此外,这甚至没有涉及语音,soundex等所有问题。但是,再次,不是你问的问题。这也不会触及性能或扩展问题,并且可能只对少量数据可接受。
所以,首先我们需要一个分割函数:
create or replace
function fn_split(i_string in varchar2, i_delimiter in varchar2 default ',', b_dedup_tokens in number default 0)

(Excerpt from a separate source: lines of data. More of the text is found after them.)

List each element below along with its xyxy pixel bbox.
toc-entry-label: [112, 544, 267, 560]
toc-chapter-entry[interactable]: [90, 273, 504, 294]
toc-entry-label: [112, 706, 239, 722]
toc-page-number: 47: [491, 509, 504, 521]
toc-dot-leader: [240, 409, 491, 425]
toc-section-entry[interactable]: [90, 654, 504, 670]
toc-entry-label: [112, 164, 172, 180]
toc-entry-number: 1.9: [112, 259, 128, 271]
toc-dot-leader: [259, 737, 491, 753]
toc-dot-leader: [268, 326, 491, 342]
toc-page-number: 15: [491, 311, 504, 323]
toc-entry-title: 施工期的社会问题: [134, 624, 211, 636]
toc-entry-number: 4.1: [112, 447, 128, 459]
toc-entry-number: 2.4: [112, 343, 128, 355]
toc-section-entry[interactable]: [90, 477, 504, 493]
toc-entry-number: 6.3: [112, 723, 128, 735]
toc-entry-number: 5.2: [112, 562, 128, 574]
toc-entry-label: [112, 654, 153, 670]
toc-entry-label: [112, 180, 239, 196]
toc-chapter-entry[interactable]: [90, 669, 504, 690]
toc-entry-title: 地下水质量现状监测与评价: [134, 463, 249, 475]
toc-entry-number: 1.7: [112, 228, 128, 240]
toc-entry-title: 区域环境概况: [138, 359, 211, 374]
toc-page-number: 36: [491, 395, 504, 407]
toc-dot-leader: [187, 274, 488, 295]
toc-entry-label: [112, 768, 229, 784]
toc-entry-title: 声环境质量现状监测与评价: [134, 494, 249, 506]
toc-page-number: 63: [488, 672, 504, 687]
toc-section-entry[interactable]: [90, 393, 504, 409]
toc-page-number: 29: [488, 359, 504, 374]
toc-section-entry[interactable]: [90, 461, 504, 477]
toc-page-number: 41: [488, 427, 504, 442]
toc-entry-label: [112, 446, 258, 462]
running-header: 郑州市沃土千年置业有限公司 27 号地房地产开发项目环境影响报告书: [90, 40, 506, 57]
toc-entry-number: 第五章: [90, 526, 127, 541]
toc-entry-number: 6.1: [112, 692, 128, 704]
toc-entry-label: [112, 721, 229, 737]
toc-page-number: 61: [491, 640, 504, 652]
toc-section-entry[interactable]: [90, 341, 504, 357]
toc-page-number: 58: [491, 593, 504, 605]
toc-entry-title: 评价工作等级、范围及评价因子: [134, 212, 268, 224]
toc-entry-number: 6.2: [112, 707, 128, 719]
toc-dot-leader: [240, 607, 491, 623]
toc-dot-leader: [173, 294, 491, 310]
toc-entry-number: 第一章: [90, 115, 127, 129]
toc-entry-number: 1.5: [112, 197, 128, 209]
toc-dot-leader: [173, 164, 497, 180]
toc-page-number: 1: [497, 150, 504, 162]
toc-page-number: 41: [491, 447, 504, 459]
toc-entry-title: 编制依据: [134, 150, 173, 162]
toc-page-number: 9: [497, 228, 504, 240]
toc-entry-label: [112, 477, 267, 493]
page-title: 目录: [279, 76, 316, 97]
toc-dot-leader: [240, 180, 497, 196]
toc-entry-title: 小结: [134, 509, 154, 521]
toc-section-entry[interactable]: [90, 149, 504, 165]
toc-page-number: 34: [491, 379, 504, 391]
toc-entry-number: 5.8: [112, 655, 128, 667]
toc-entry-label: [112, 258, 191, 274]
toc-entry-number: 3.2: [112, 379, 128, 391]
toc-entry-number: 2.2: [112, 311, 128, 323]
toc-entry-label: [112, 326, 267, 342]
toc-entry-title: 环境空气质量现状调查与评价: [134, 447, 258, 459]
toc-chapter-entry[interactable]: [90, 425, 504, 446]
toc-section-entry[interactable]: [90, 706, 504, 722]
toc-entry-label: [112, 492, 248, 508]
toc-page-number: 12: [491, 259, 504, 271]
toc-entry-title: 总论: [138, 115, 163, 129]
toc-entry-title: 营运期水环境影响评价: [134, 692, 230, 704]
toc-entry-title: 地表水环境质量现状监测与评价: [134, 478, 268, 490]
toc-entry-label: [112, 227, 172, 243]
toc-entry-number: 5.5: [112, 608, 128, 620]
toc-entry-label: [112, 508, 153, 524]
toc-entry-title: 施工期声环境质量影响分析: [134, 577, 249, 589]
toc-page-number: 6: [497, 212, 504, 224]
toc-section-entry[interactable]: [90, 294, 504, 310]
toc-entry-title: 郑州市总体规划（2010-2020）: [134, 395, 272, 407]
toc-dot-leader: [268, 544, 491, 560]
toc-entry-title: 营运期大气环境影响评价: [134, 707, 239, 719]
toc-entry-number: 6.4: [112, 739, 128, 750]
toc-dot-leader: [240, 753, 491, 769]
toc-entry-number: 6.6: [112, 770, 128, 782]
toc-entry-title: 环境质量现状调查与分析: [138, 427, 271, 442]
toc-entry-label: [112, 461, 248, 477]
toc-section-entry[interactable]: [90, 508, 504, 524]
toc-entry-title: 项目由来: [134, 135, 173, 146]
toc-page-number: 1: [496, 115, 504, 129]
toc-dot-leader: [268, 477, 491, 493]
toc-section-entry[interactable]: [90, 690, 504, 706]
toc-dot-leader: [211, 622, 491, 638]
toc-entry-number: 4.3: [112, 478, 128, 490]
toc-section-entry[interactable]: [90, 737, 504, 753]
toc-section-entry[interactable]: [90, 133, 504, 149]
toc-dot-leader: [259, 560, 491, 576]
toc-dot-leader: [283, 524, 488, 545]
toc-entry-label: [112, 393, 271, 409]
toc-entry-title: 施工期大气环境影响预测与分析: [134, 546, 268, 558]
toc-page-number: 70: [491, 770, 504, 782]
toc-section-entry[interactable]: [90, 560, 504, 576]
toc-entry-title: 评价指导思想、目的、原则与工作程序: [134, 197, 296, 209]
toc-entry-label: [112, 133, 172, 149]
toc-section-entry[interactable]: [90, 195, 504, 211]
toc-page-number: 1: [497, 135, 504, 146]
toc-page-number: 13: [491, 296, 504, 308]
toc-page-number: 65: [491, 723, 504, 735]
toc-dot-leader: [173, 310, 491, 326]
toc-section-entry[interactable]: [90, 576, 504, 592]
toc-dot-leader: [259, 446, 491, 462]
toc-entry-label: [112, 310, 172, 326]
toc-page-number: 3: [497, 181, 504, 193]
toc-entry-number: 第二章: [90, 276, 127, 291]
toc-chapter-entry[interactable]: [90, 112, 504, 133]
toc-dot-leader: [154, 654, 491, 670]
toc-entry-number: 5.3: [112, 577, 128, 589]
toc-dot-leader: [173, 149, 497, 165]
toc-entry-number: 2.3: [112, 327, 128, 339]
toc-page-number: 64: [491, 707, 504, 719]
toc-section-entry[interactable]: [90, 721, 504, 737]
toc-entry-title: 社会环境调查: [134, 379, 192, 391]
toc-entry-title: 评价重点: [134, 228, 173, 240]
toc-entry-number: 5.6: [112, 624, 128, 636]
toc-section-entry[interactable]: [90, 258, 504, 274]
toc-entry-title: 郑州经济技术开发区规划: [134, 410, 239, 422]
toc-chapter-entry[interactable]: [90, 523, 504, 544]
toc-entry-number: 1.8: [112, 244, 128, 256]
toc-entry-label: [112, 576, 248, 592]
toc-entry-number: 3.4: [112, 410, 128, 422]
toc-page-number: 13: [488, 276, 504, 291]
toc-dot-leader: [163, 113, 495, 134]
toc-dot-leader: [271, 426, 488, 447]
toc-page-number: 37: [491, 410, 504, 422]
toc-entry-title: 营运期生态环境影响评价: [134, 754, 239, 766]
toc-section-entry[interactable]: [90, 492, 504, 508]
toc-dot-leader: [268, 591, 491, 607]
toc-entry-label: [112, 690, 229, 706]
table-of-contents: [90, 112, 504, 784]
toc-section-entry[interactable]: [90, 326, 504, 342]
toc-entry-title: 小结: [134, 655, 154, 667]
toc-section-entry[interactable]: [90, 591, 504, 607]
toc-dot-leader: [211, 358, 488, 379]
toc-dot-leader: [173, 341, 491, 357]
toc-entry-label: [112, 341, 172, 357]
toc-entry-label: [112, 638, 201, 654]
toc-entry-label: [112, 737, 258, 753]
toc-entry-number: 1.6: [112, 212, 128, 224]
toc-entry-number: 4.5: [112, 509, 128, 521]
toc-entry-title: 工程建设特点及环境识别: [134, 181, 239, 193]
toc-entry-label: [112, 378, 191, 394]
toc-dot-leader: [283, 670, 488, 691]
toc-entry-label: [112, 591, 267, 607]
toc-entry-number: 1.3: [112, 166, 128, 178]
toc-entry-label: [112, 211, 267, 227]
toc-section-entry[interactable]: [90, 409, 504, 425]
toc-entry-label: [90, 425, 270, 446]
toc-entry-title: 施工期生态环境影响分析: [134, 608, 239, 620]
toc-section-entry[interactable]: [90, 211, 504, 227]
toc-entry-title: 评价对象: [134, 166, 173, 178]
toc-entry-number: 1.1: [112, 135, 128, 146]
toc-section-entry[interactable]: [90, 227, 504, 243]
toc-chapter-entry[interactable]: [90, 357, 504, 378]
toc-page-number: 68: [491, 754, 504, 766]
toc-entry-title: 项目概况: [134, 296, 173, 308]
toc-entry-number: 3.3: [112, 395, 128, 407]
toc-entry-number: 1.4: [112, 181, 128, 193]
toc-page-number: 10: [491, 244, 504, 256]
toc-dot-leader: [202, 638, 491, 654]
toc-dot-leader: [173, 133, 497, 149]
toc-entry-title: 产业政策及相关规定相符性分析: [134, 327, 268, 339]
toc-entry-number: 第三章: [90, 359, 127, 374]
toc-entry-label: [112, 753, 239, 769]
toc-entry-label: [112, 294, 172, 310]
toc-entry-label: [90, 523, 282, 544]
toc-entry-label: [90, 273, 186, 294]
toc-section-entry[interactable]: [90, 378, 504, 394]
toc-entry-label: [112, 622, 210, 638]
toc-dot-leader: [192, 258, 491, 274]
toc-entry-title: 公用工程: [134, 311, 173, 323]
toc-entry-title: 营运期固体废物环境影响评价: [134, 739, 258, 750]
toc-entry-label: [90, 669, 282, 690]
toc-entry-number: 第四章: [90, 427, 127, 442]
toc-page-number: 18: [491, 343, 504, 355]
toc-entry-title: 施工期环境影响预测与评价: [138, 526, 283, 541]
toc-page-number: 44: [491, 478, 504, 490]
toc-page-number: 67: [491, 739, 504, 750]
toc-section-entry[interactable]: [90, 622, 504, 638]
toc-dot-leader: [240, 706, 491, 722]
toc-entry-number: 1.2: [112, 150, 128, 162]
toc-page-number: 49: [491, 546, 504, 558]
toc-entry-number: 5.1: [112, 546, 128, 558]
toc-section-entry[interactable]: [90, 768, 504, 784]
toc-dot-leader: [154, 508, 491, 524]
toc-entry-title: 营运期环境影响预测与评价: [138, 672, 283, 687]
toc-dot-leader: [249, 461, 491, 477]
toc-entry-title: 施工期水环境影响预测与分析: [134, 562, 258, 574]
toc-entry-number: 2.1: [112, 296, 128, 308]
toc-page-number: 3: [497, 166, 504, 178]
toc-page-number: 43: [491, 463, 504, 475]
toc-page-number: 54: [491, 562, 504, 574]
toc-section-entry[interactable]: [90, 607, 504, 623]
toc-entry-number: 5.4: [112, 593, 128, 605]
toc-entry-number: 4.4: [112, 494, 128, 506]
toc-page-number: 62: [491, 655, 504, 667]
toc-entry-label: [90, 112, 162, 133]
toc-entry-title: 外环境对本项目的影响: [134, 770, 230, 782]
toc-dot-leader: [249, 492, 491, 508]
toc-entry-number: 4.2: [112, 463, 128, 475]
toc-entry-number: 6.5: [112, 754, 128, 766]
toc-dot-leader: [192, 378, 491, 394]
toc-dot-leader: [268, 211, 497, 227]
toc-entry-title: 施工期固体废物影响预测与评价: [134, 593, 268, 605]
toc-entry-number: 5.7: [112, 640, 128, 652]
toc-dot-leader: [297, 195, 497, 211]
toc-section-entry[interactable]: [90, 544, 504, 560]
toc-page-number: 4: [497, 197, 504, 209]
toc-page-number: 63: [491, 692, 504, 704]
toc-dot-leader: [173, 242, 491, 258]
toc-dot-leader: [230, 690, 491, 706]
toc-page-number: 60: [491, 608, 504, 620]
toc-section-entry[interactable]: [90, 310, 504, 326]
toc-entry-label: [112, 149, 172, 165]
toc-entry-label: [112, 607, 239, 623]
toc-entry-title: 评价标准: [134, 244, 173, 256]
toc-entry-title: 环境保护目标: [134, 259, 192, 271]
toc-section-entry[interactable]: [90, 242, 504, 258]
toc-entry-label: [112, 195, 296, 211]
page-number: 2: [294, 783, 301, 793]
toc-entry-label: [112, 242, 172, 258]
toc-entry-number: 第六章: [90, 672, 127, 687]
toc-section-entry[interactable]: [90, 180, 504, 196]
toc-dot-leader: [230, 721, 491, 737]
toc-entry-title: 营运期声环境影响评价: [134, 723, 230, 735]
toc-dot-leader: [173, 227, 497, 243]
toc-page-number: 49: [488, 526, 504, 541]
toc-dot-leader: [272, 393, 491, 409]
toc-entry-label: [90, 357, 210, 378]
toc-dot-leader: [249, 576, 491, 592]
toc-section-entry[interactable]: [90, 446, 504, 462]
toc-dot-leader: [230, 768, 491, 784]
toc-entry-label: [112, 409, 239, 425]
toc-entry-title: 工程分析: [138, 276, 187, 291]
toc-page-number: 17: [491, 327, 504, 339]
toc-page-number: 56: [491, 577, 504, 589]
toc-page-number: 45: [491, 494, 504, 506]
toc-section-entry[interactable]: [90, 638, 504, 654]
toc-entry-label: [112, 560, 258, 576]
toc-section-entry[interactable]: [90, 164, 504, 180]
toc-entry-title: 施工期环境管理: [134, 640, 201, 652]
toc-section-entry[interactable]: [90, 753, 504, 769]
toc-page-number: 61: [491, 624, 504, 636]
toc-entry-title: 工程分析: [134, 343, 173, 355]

return sys.dbms_debug_vc2coll
as
l_tab sys.dbms_debug_vc2coll;
begin
select regexp_substr(i_string,'[^' || i_delimiter || ']+', 1, level)
bulk collect into l_tab
from dual
connect by regexp_substr(i_string, '[^' || i_delimiter || ']+', 1, level) is not null
order by level;
if (b_dedup_tokens > 0) then
return l_tab multiset union distinct l_tab;
end if;
return l_tab;
end;
现在我们可以用它来检查特定标记的字符串。在这里,我正在从一组数据样本中搜索3个令牌(John Q Public)
with test_data as (
select 1 as id, 'John Q Public' as full_name from dual
union
select 2 as id, 'John John Smith' as full_name from dual
union
select 3 as id,'Sally Smith' from dual
union
select 4 as id, 'Mr John B B Q Public' from dual
union
select 5 as id, 'A Public John' from dual
)
select d.id, d.full_name, count(1) as hits
from test_data d, table(fn_split(full_name, ' ', 1))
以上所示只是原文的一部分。